The Persistent Sluggishness of Retail Development

Retail sales dropped a bit in December, the Census Bureau reports, adjusting for the holiday season–down 0.9 percent compared with November–which sounds like bad news for retailers and the landlords that lease space to them.

Retail sales dropped a bit in December, the Census Bureau reports, adjusting for the holiday season–down 0.9 percent compared with November–which sounds like bad news for retailers and the landlords that lease space to them. But monthly reports are mostly noise: since last year, retail sales are up 3.2 percent. If you take gasoline out of the equation (and you should, since gas is prone to vast swings in price spurred by the vicissitudes of the international oil market), then retail sales grew 5.5 percent since last year. A healthy number. Does it mean a wave of retail development is in the offing at last?

Probably not. Demand for new retail space has been anemic since the onset of the recession, and it remains so—it turns out that the recession by itself wasn’t the only thing that depressed the need for new space. More fundamental forces are at work, and while an improved economy might kick retail development out of the doldrums, it’s no sure thing. Much depends on wage growth, which needs to follow the current wave of job growth if consumers are to spend more vigorously. Also, in the longer-run, much depends on Millennials behaving at least something like their parents when it comes to shopping in physical stores.

For one thing, the 2000s was an excitable time in retail. A lot of space was developed–nearly 250 million square feet each year in ’05 and ’06, for instance–that lost tenants toward the end of the decade. Some of that space struggles on, though finally in 2014 vacancies came down close to 6 percent, or roughly where they were 10 years earlier (Marcus & Millichap stats).
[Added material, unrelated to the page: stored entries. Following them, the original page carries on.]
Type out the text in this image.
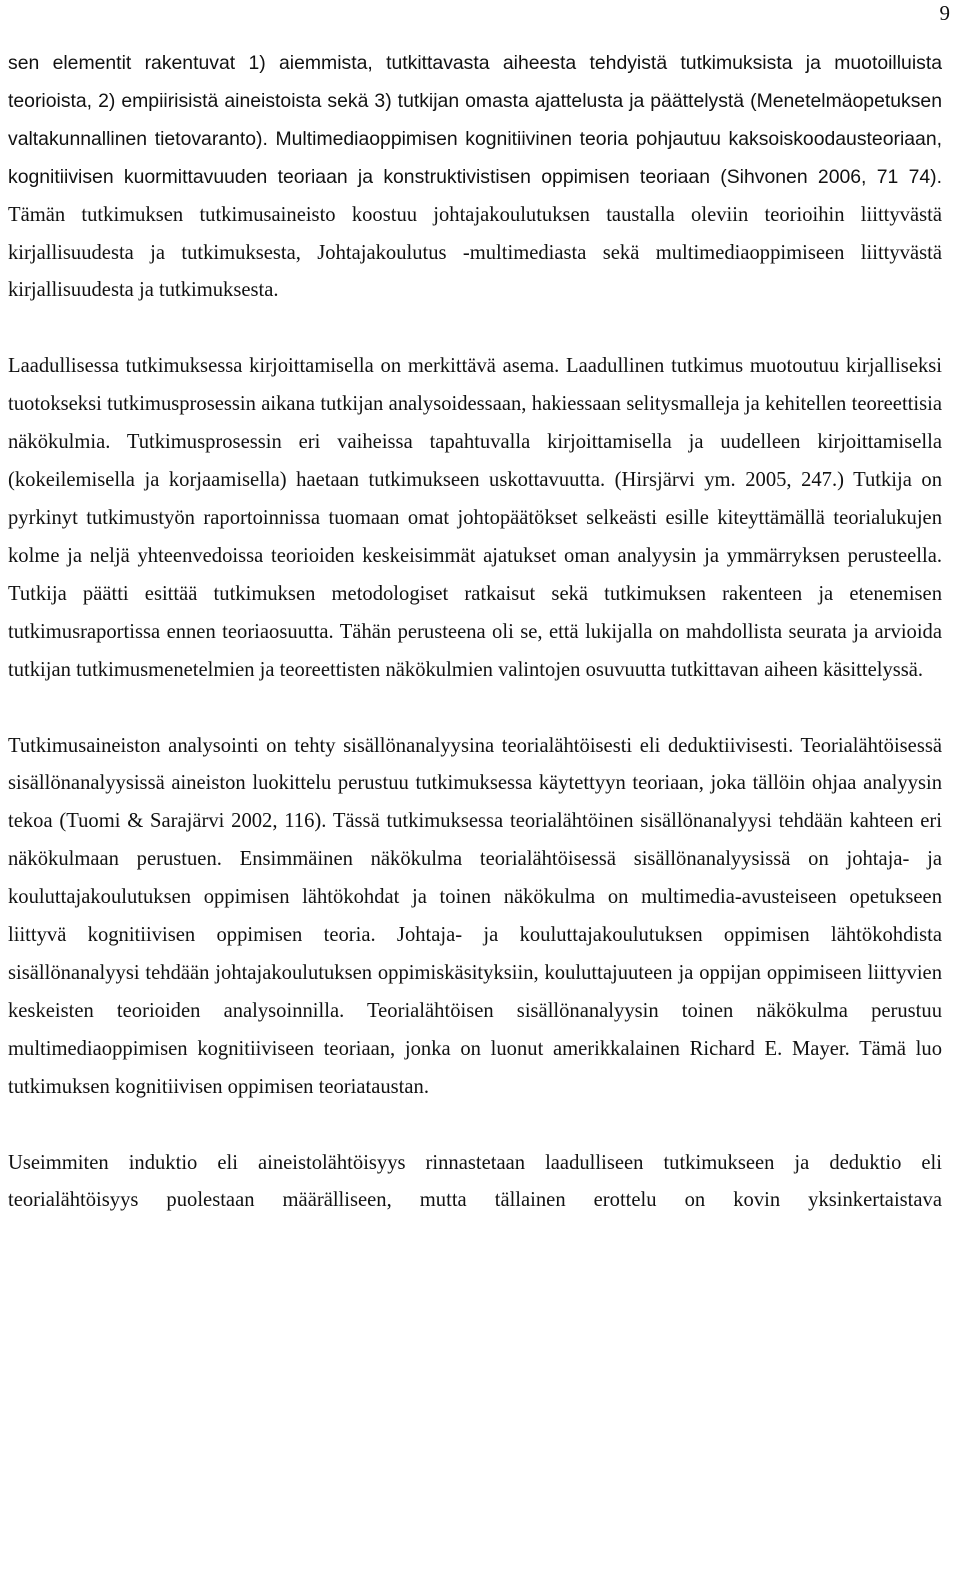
9

sen elementit rakentuvat 1) aiemmista, tutkittavasta aiheesta tehdyistä tutkimuksista ja muotoilluista teorioista, 2) empiirisistä aineistoista sekä 3) tutkijan omasta ajattelusta ja päättelystä (Menetelmäopetuksen valtakunnallinen tietovaranto). Multimediaoppimisen kognitiivinen teoria pohjautuu kaksoiskoodausteoriaan, kognitiivisen kuormittavuuden teoriaan ja konstruktivistisen oppimisen teoriaan (Sihvonen 2006, 71 74). Tämän tutkimuksen tutkimusaineisto koostuu johtajakoulutuksen taustalla oleviin teorioihin liittyvästä kirjallisuudesta ja tutkimuksesta, Johtajakoulutus -multimediasta sekä multimediaoppimiseen liittyvästä kirjallisuudesta ja tutkimuksesta.

Laadullisessa tutkimuksessa kirjoittamisella on merkittävä asema. Laadullinen tutkimus muotoutuu kirjalliseksi tuotokseksi tutkimusprosessin aikana tutkijan analysoidessaan, hakiessaan selitysmalleja ja kehitellen teoreettisia näkökulmia. Tutkimusprosessin eri vaiheissa tapahtuvalla kirjoittamisella ja uudelleen kirjoittamisella (kokeilemisella ja korjaamisella) haetaan tutkimukseen uskottavuutta. (Hirsjärvi ym. 2005, 247.) Tutkija on pyrkinyt tutkimustyön raportoinnissa tuomaan omat johtopäätökset selkeästi esille kiteyttämällä teorialukujen kolme ja neljä yhteenvedoissa teorioiden keskeisimmät ajatukset oman analyysin ja ymmärryksen perusteella. Tutkija päätti esittää tutkimuksen metodologiset ratkaisut sekä tutkimuksen rakenteen ja etenemisen tutkimusraportissa ennen teoriaosuutta. Tähän perusteena oli se, että lukijalla on mahdollista seurata ja arvioida tutkijan tutkimusmenetelmien ja teoreettisten näkökulmien valintojen osuvuutta tutkittavan aiheen käsittelyssä.

Tutkimusaineiston analysointi on tehty sisällönanalyysina teorialähtöisesti eli deduktiivisesti. Teorialähtöisessä sisällönanalyysissä aineiston luokittelu perustuu tutkimuksessa käytettyyn teoriaan, joka tällöin ohjaa analyysin tekoa (Tuomi & Sarajärvi 2002, 116). Tässä tutkimuksessa teorialähtöinen sisällönanalyysi tehdään kahteen eri näkökulmaan perustuen. Ensimmäinen näkökulma teorialähtöisessä sisällönanalyysissä on johtaja- ja kouluttajakoulutuksen oppimisen lähtökohdat ja toinen näkökulma on multimedia-avusteiseen opetukseen liittyvä kognitiivisen oppimisen teoria. Johtaja- ja kouluttajakoulutuksen oppimisen lähtökohdista sisällönanalyysi tehdään johtajakoulutuksen oppimiskäsityksiin, kouluttajuuteen ja oppijan oppimiseen liittyvien keskeisten teorioiden analysoinnilla. Teorialähtöisen sisällönanalyysin toinen näkökulma perustuu multimediaoppimisen kognitiiviseen teoriaan, jonka on luonut amerikkalainen Richard E. Mayer. Tämä luo tutkimuksen kognitiivisen oppimisen teoriataustan.

Useimmiten induktio eli aineistolähtöisyys rinnastetaan laadulliseen tutkimukseen ja deduktio eli teorialähtöisyys puolestaan määrälliseen, mutta tällainen erottelu on kovin yksinkertaistava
But the market’s suffering from more than just the echoes of a long-ago building overhang. As the economy has become bifurcated into a smaller upper tier enjoying most of the benefits of higher incomes, and a larger lower tier suffering almost no income growth, so has retail bifurcated. It’s no secret, but it bears repeating: middle-market retail is in a tailspin. The age of the department store, except such upmarket purveyors as Von Mauer, is largely over. Bifurcation, it turns out, isn’t particularly good for mass development, since the mass middle market isn’t nearly what it used to be.

Then there’s the impact of technology on how people interact with retail space. The upshot: tech helps people use less retail space. Online purchases and handheld tech have been eating away at traditional stores–not suddenly, but bit by bit over the last decade and half. It isn’t entirely clear how far that trend will go, since in recent years some purely online retails have established physical stores, since shoppers do still like physical stores. It’s possible, then, that between slow wage growth, a nation divided into have-a-lots and have-a-lot-lesses, and retail tech platforms, a new normal of slow retail development has been established in this decade.